La capilla estaba en alto. Cuando íbamos subiendo yo sentía que el suelo era de algodón y mi corazón latía fuertemente. Hubiera querido escaparme, pero era imposible. Por fin llegamos al lugar del culto y para sorpresa mía me cercioré de que los protestantes no tenían cuernos, ni cola, ni patas de gallo, ni olían a azufre… y me tranquilicé. Y cuando el señor Lauro González tomó a mi antiguo amigo —el Libro—, la Biblia en sus manos y leyó en él el capítulo tercero de Mateo, entonces me volvió la sangre al cuerpo. Siguió la ceremonia del bautismo y concluyó el culto, y cuando le pregunté que si en eso consistía el protestantismo me dijeron que sí, dije que yo ya había sido protestante hacía algún tiempo… y desde aquel día quedé completamente separado del romanismo hasta el día de hoy. A los ocho días justamente se invitó a los presentes a pasar a la tribuna a expresar sus convicciones, y yo tuve el atrevimiento de pasar y comenzar una carrera que ha durado 37 años sin interrupción alguna, gracias a Dios.

A los pocos meses establecí en mi propia casa el culto, el culto evangélico en la calle de Garrapata número 2. Esta congregación era la tercera porque los cuáqueros ya habían establecido la segunda en la calle de San José del Real y después en la calle de Las Maravillas. Pero no hice profesión de fe sino después de haber predicado y de haberme sostenido con mi trabajo manual por espacio de cinco años.

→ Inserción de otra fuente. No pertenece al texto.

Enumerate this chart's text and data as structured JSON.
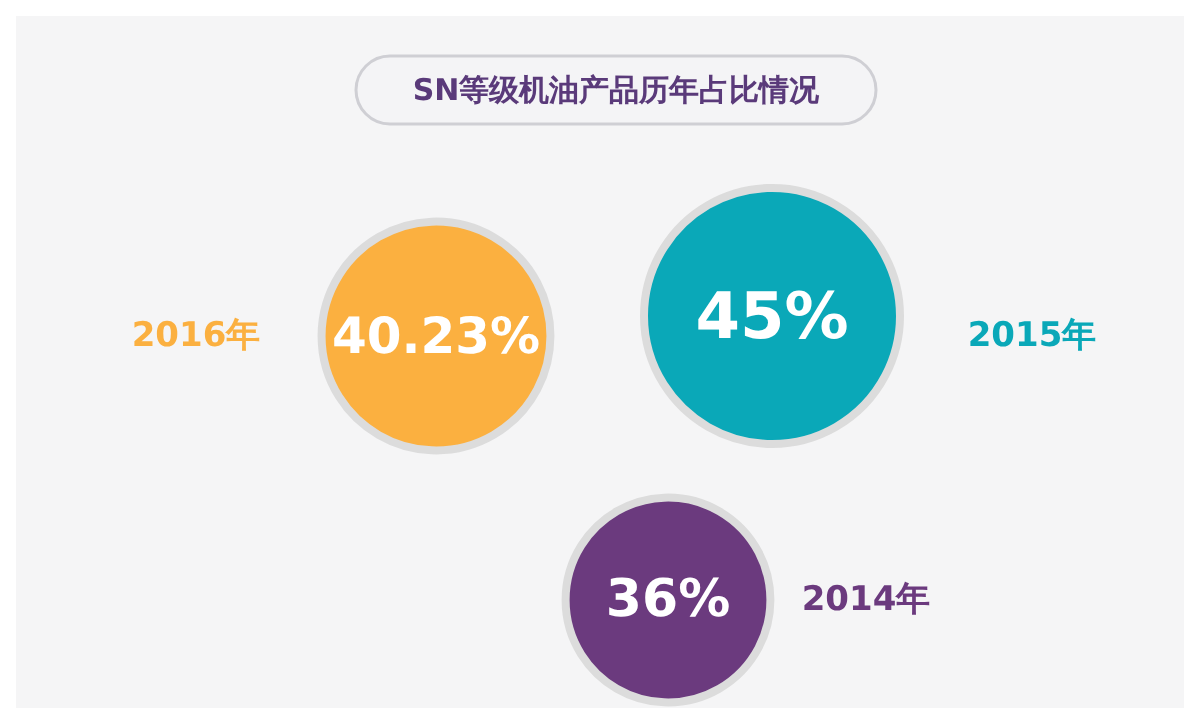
{
  "chart_data": {
    "type": "other",
    "title": "SN等级机油产品历年占比情况",
    "categories": [
      "2016年",
      "2015年",
      "2014年"
    ],
    "values": [
      40.23,
      45,
      36
    ],
    "value_labels": [
      "40.23%",
      "45%",
      "36%"
    ],
    "colors": [
      "#fbb040",
      "#0aa8b8",
      "#6b3a7e"
    ]
  }
}
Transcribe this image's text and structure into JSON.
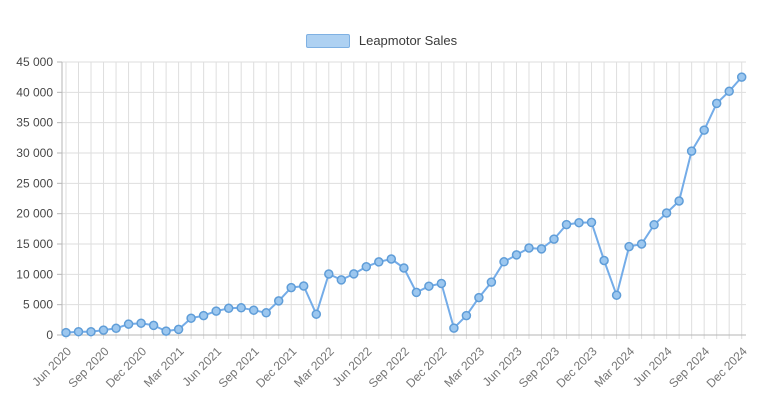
{
  "legend": {
    "label": "Leapmotor Sales"
  },
  "colors": {
    "line": "#74ace8",
    "marker_fill": "#9cc7ef",
    "marker_stroke": "#5f9dd8",
    "grid": "#dedede",
    "axis": "#b5b5b5",
    "legend_fill": "#aed1f2",
    "legend_border": "#7fb1e3",
    "legend_text": "#3a3a3a",
    "y_label": "#474747",
    "x_label": "#757575"
  },
  "chart_data": {
    "type": "line",
    "title": "",
    "xlabel": "",
    "ylabel": "",
    "ylim": [
      0,
      45000
    ],
    "ytick_step": 5000,
    "ytick_labels": [
      "0",
      "5 000",
      "10 000",
      "15 000",
      "20 000",
      "25 000",
      "30 000",
      "35 000",
      "40 000",
      "45 000"
    ],
    "grid": true,
    "legend_position": "top-center",
    "x_label_every": 3,
    "x_tick_labels": [
      "Jun 2020",
      "Sep 2020",
      "Dec 2020",
      "Mar 2021",
      "Jun 2021",
      "Sep 2021",
      "Dec 2021",
      "Mar 2022",
      "Jun 2022",
      "Sep 2022",
      "Dec 2022",
      "Mar 2023",
      "Jun 2023",
      "Sep 2023",
      "Dec 2023",
      "Mar 2024",
      "Jun 2024",
      "Sep 2024",
      "Dec 2024"
    ],
    "x": [
      "Jun 2020",
      "Jul 2020",
      "Aug 2020",
      "Sep 2020",
      "Oct 2020",
      "Nov 2020",
      "Dec 2020",
      "Jan 2021",
      "Feb 2021",
      "Mar 2021",
      "Apr 2021",
      "May 2021",
      "Jun 2021",
      "Jul 2021",
      "Aug 2021",
      "Sep 2021",
      "Oct 2021",
      "Nov 2021",
      "Dec 2021",
      "Jan 2022",
      "Feb 2022",
      "Mar 2022",
      "Apr 2022",
      "May 2022",
      "Jun 2022",
      "Jul 2022",
      "Aug 2022",
      "Sep 2022",
      "Oct 2022",
      "Nov 2022",
      "Dec 2022",
      "Jan 2023",
      "Feb 2023",
      "Mar 2023",
      "Apr 2023",
      "May 2023",
      "Jun 2023",
      "Jul 2023",
      "Aug 2023",
      "Sep 2023",
      "Oct 2023",
      "Nov 2023",
      "Dec 2023",
      "Jan 2024",
      "Feb 2024",
      "Mar 2024",
      "Apr 2024",
      "May 2024",
      "Jun 2024",
      "Jul 2024",
      "Aug 2024",
      "Sep 2024",
      "Oct 2024",
      "Nov 2024",
      "Dec 2024"
    ],
    "series": [
      {
        "name": "Leapmotor Sales",
        "values": [
          400,
          550,
          550,
          800,
          1100,
          1800,
          1950,
          1575,
          649,
          915,
          2770,
          3195,
          3941,
          4404,
          4488,
          4095,
          3654,
          5628,
          7807,
          8085,
          3435,
          10059,
          9087,
          10069,
          11259,
          12044,
          12525,
          11039,
          7026,
          8047,
          8493,
          1139,
          3198,
          6172,
          8726,
          12058,
          13209,
          14335,
          14190,
          15800,
          18202,
          18508,
          18568,
          12277,
          6566,
          14567,
          15005,
          18165,
          20116,
          22093,
          30305,
          33767,
          38177,
          40169,
          42517
        ]
      }
    ]
  }
}
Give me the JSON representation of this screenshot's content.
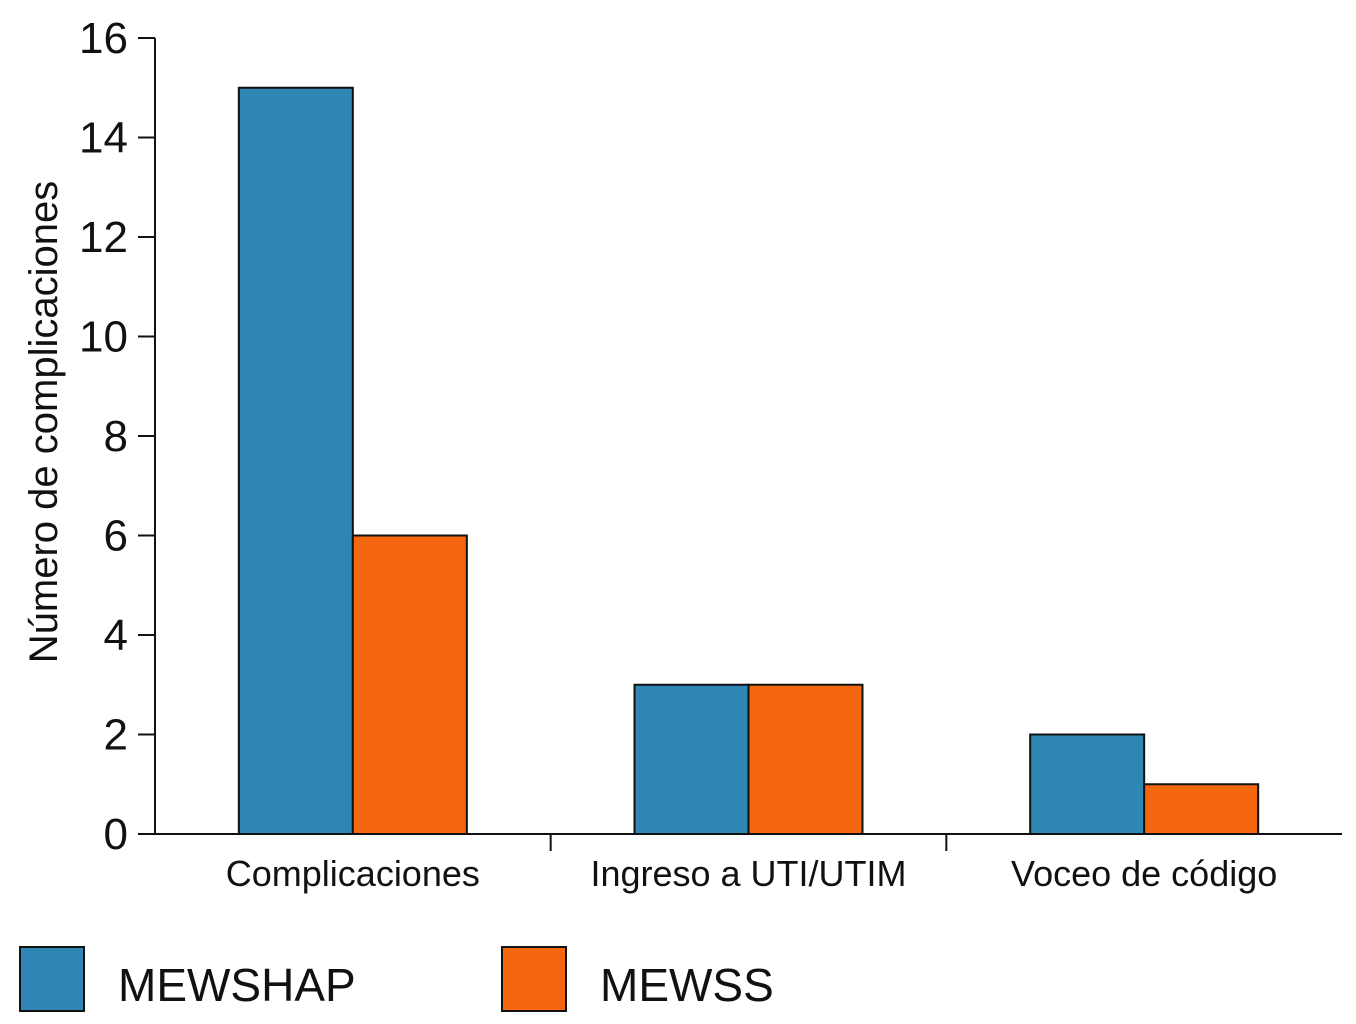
{
  "chart_data": {
    "type": "bar",
    "title": "",
    "xlabel": "",
    "ylabel": "Número de complicaciones",
    "ylim": [
      0,
      16
    ],
    "yticks": [
      0,
      2,
      4,
      6,
      8,
      10,
      12,
      14,
      16
    ],
    "grid": false,
    "legend_position": "bottom-left",
    "categories": [
      "Complicaciones",
      "Ingreso a UTI/UTIM",
      "Voceo de código"
    ],
    "series": [
      {
        "name": "MEWSHAP",
        "color": "#2e86b5",
        "values": [
          15,
          3,
          2
        ]
      },
      {
        "name": "MEWSS",
        "color": "#f5670e",
        "values": [
          6,
          3,
          1
        ]
      }
    ]
  }
}
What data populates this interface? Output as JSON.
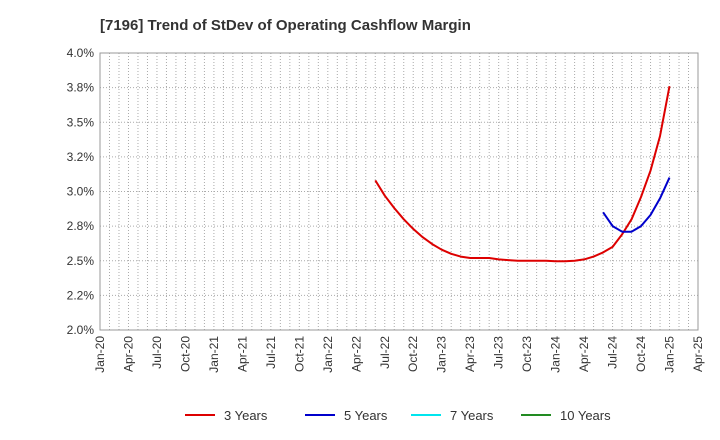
{
  "chart_data": {
    "type": "line",
    "title": "[7196]  Trend of StDev of Operating Cashflow Margin",
    "xlabel": "",
    "ylabel": "",
    "ylim": [
      2.0,
      4.0
    ],
    "y_ticks": [
      "2.0%",
      "2.2%",
      "2.5%",
      "2.8%",
      "3.0%",
      "3.2%",
      "3.5%",
      "3.8%",
      "4.0%"
    ],
    "x_ticks": [
      "Jan-20",
      "Apr-20",
      "Jul-20",
      "Oct-20",
      "Jan-21",
      "Apr-21",
      "Jul-21",
      "Oct-21",
      "Jan-22",
      "Apr-22",
      "Jul-22",
      "Oct-22",
      "Jan-23",
      "Apr-23",
      "Jul-23",
      "Oct-23",
      "Jan-24",
      "Apr-24",
      "Jul-24",
      "Oct-24",
      "Jan-25",
      "Apr-25"
    ],
    "grid": true,
    "legend_position": "bottom",
    "series": [
      {
        "name": "3 Years",
        "color": "#dd0000",
        "points": [
          [
            "Jun-22",
            3.08
          ],
          [
            "Jul-22",
            2.97
          ],
          [
            "Aug-22",
            2.88
          ],
          [
            "Sep-22",
            2.8
          ],
          [
            "Oct-22",
            2.73
          ],
          [
            "Nov-22",
            2.67
          ],
          [
            "Dec-22",
            2.62
          ],
          [
            "Jan-23",
            2.58
          ],
          [
            "Feb-23",
            2.55
          ],
          [
            "Mar-23",
            2.53
          ],
          [
            "Apr-23",
            2.52
          ],
          [
            "May-23",
            2.52
          ],
          [
            "Jun-23",
            2.52
          ],
          [
            "Jul-23",
            2.51
          ],
          [
            "Aug-23",
            2.505
          ],
          [
            "Sep-23",
            2.5
          ],
          [
            "Oct-23",
            2.5
          ],
          [
            "Nov-23",
            2.5
          ],
          [
            "Dec-23",
            2.5
          ],
          [
            "Jan-24",
            2.497
          ],
          [
            "Feb-24",
            2.497
          ],
          [
            "Mar-24",
            2.5
          ],
          [
            "Apr-24",
            2.51
          ],
          [
            "May-24",
            2.53
          ],
          [
            "Jun-24",
            2.56
          ],
          [
            "Jul-24",
            2.6
          ],
          [
            "Aug-24",
            2.69
          ],
          [
            "Sep-24",
            2.8
          ],
          [
            "Oct-24",
            2.96
          ],
          [
            "Nov-24",
            3.15
          ],
          [
            "Dec-24",
            3.4
          ],
          [
            "Jan-25",
            3.76
          ]
        ]
      },
      {
        "name": "5 Years",
        "color": "#0000cc",
        "points": [
          [
            "Jun-24",
            2.85
          ],
          [
            "Jul-24",
            2.75
          ],
          [
            "Aug-24",
            2.71
          ],
          [
            "Sep-24",
            2.71
          ],
          [
            "Oct-24",
            2.75
          ],
          [
            "Nov-24",
            2.83
          ],
          [
            "Dec-24",
            2.95
          ],
          [
            "Jan-25",
            3.1
          ]
        ]
      },
      {
        "name": "7 Years",
        "color": "#00e5ee",
        "points": []
      },
      {
        "name": "10 Years",
        "color": "#228b22",
        "points": []
      }
    ]
  }
}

Naturalmente, se preguntarán: ¿qué hizo este pobre muchacho para saber algo? Pues debo decir que desde la edad de 16 años experimenté un vivo deseo de instruirme aprovechando de todas las oportunidades que se me presentaban: libros, periódicos, folletos, todo lo que podía lo leía con interés, al mismo tiempo que desempeñaba mi trabajo manual, pero quien me ayudó mucho fue el doctor en Teología don Ignacio Ramírez Arellano, ex fraile dominicano. Este señor nos enseñó día a día por varios años filosofía, retórica, exégesis, historia y otras cosas; las clases duraban una o dos horas en la noche de 7 a 9 y no me acuerdo de haber faltado una sola vez.
Más tarde, los señores Aguas y Palacios nos dieron algunas clases de filosofía, pero en verdad fueron contadas esas clases. Por supuesto todos los libros nos venían de la Sociedad Americana de Tratados; los devorábamos con ansia porque eran los únicos que había de nuestra religión. Por entonces yo tenía que predicar dos sermones semanarios sin dejar de trabajar para vivir, por supuesto. Cuando el señor Riley llegó al país no había más que una pequeña congregación que dirigía el señor Sóstenes Juárez en la calle de San José del Real. Él había llegado a la congregación solamente unos días antes que yo, siendo el que tuvo la dicha de introducir el canto evangélico y establecer la Escuela Dominical.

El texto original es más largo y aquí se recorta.